The sturdy 6-foot, 172-pound pivot has upped everything about his game in 2013-14, including his scoring. Larkin had 17 points in 37 USHL games last season, but has come to play in a big way this year with 11 goals and 19 points in 18 games. An increase in scoring was foreshadowed at the end of last season when he notched two goals and seven points in six games for the United States at the World U-17 tournament. This swell in offensive production from one year to the next is a direct result of hard work and determination, according to Larkin.
“The work I put in in the offseason [helped me a lot with] getting stronger and being able to get to the gritty areas and get rebounds,” said the 17 year old.
Along with building up strength and power, Larkin has also been making adjustments on the ice to better his chances in and around the offensive zone.
“I’ve been working on my shot a lot, and trying to position myself to take shots and pick corners,” added Larkin.
All these ameliorations amalgamate into improving Larkin day by day—both on and off the ice—and further shaping the type of player he is.

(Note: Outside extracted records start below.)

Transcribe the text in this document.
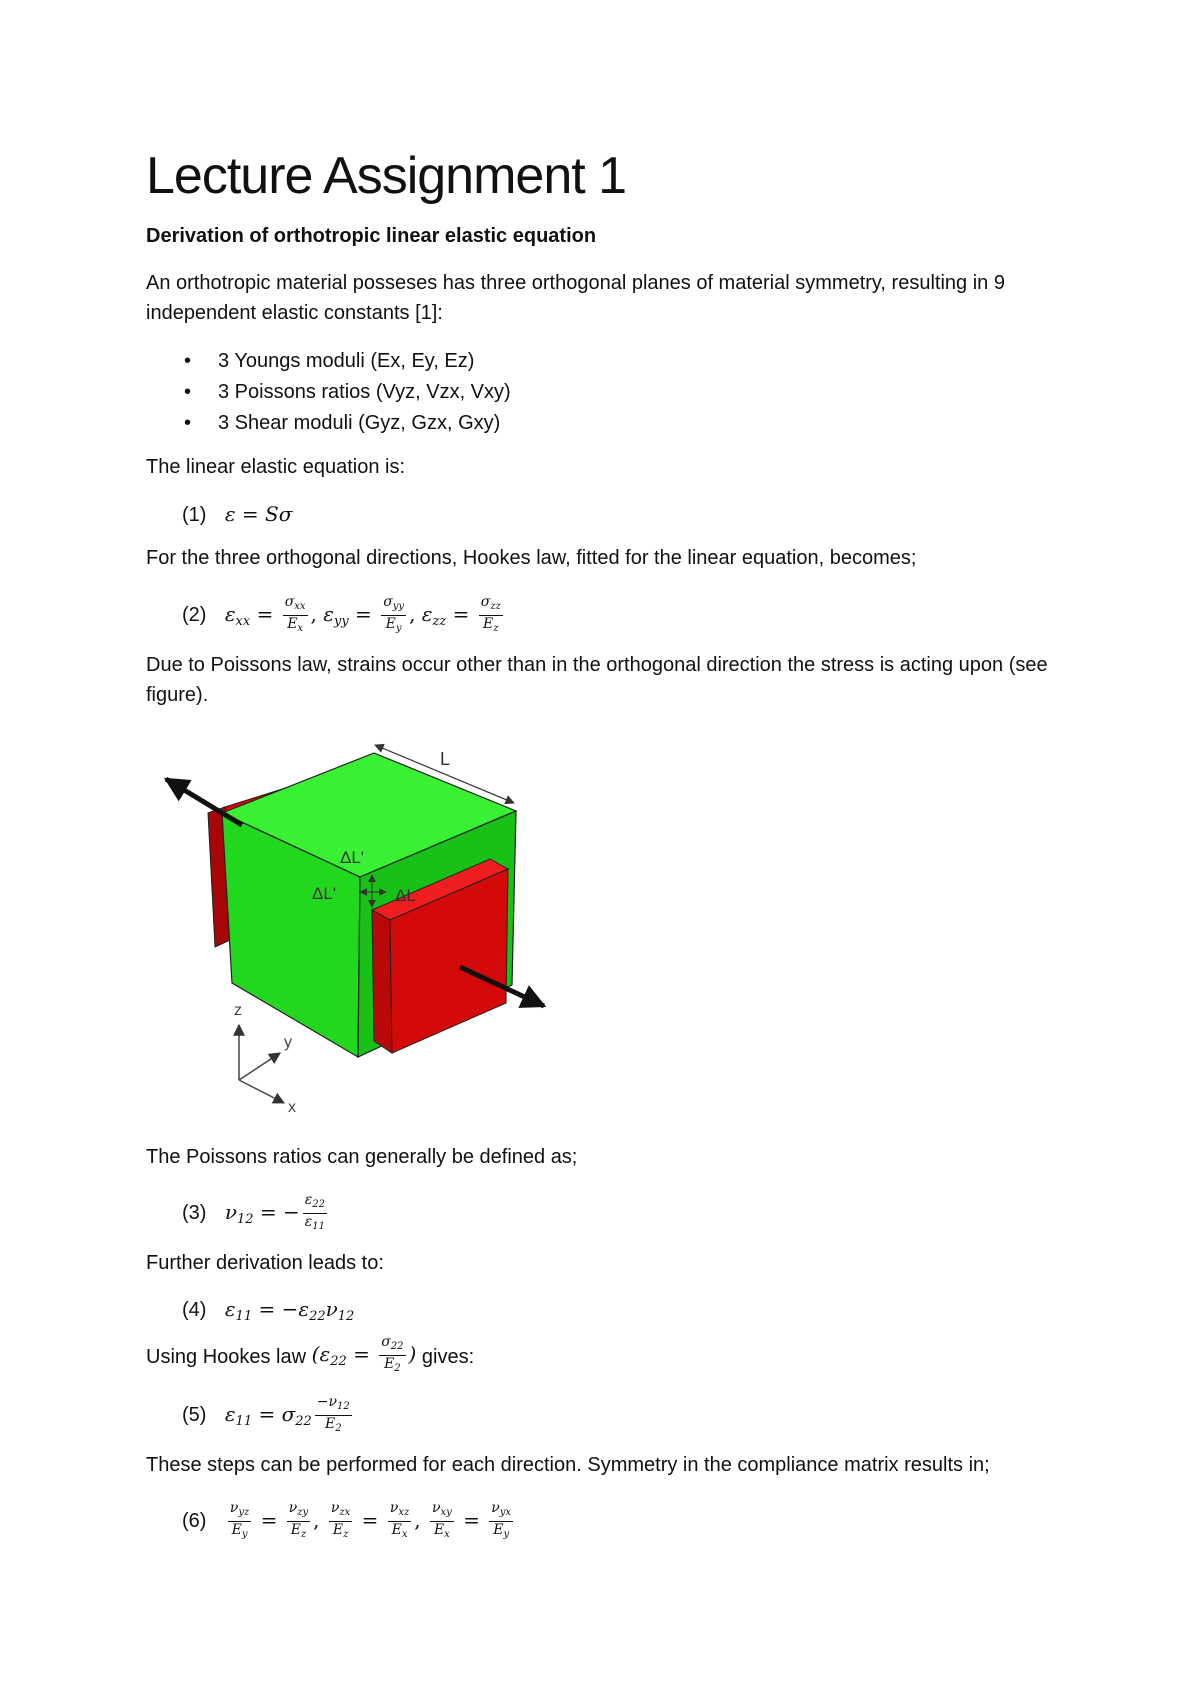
Lecture Assignment 1
Derivation of orthotropic linear elastic equation
An orthotropic material posseses has three orthogonal planes of material symmetry, resulting in 9 independent elastic constants [1]:
• 3 Youngs moduli (Ex, Ey, Ez)
• 3 Poissons ratios (Vyz, Vzx, Vxy)
• 3 Shear moduli (Gyz, Gzx, Gxy)
The linear elastic equation is:
(1) ε = Sσ
For the three orthogonal directions, Hookes law, fitted for the linear equation, becomes;
(2) $\varepsilon_{xx} = \frac{\sigma_{xx}}{E_x}$ , $\varepsilon_{yy} = \frac{\sigma_{yy}}{E_y}$ , $\varepsilon_{zz} = \frac{\sigma_{zz}}{E_z}$
Due to Poissons law, strains occur other than in the orthogonal direction the stress is acting upon (see figure).
L
ΔL'
ΔL'	ΔL
z
y
x
The Poissons ratios can generally be defined as;
(3) $\nu_{12}$ = − $\frac{\varepsilon_{22}}{\varepsilon_{11}}$
Further derivation leads to:
(4) $\varepsilon_{11} = -\varepsilon_{22}\nu_{12}$
Using Hookes law ($\varepsilon_{22} = \frac{\sigma_{22}}{E_2}$ ) gives:
(5) $\varepsilon_{11} = \sigma_{22} \frac{-\nu_{12}}{E_2}$
These steps can be performed for each direction. Symmetry in the compliance matrix results in;
$(6) \frac{\nu_{yz}}{E_y} = \frac{\nu_{zy}}{E_z}$ , $\frac{\nu_{zx}}{E_z} = \frac{\nu_{xz}}{E_x}$ , $\frac{\nu_{xy}}{E_x} = \frac{\nu_{yx}}{E_y}$
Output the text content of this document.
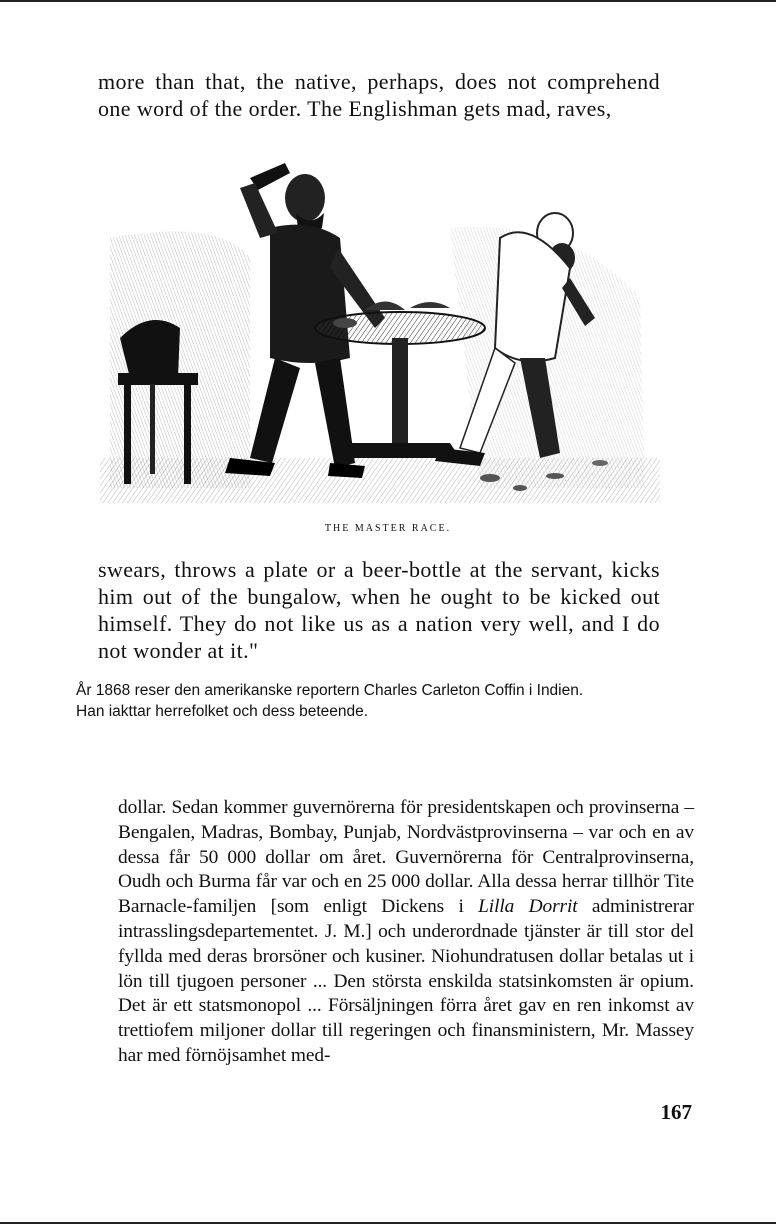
more than that, the native, perhaps, does not comprehend one word of the order. The Englishman gets mad, raves,

THE MASTER RACE.

swears, throws a plate or a beer-bottle at the servant, kicks him out of the bungalow, when he ought to be kicked out himself. They do not like us as a nation very well, and I do not wonder at it."

År 1868 reser den amerikanske reportern Charles Carleton Coffin i Indien.
Han iakttar herrefolket och dess beteende.

dollar. Sedan kommer guvernörerna för presidentskapen och provinserna – Bengalen, Madras, Bombay, Punjab, Nordvästprovinserna – var och en av dessa får 50 000 dollar om året. Guvernörerna för Centralprovinserna, Oudh och Burma får var och en 25 000 dollar. Alla dessa herrar tillhör Tite Barnacle-familjen [som enligt Dickens i Lilla Dorrit administrerar intrasslingsdepartementet. J. M.] och underordnade tjänster är till stor del fyllda med deras brorsöner och kusiner. Niohundratusen dollar betalas ut i lön till tjugoen personer ... Den största enskilda statsinkomsten är opium. Det är ett statsmonopol ... Försäljningen förra året gav en ren inkomst av trettiofem miljoner dollar till regeringen och finansministern, Mr. Massey har med förnöjsamhet med-

167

What type is that?
“I would say a skilled power forward,” said Larkin, describing himself.
Such a description is echoed by Future Considerations scout Andrew Weiss.
“Larkin has shown he can be an elite-level power forward in addition to showing a high level of offensive ability,” Weiss said. “His ability to take the puck hard to the net allows for unique scoring chances most players would not be able get because of a lack of size and strength.”
Weiss adds that such a mixture of size and skill will have the American pivot in big demand come the draft in June.
“Out of all the power forwards available, Dylan Larkin is definitely the safest pick and could very well be the most sought after come June,” said Weiss.
No player has a perfect game at 17, however, and Larkin admits there are some areas he’s working on to improve.
“[I’m still] working on getting stronger,” reiterated Larkin. “You can always get stronger and it’ll help me a lot moving forward with my game, going into college.”
Larkin comfortably rests at 15 on Future Considerations’ ranking for the 2014 NHL Draft. Not only that, but he is also the highest of five USHL skaters ranked. Larkin’s dominant draft-eligible season has him situated as the highest-ranked American skater.
With such recognition does, however, come pressure, but that’s not something Larkin is feeling or thinking about.
“I have no idea what’s going to happen,” said Larkin. “I’m not projected to be a first overall pick or anything, so I just try to block it out and play my game every night.”
That strategy appears to be working well for the up-and-coming forward, who will continue to employ it as he makes his way through the rest of the season—turning heads and making good impressions along the way.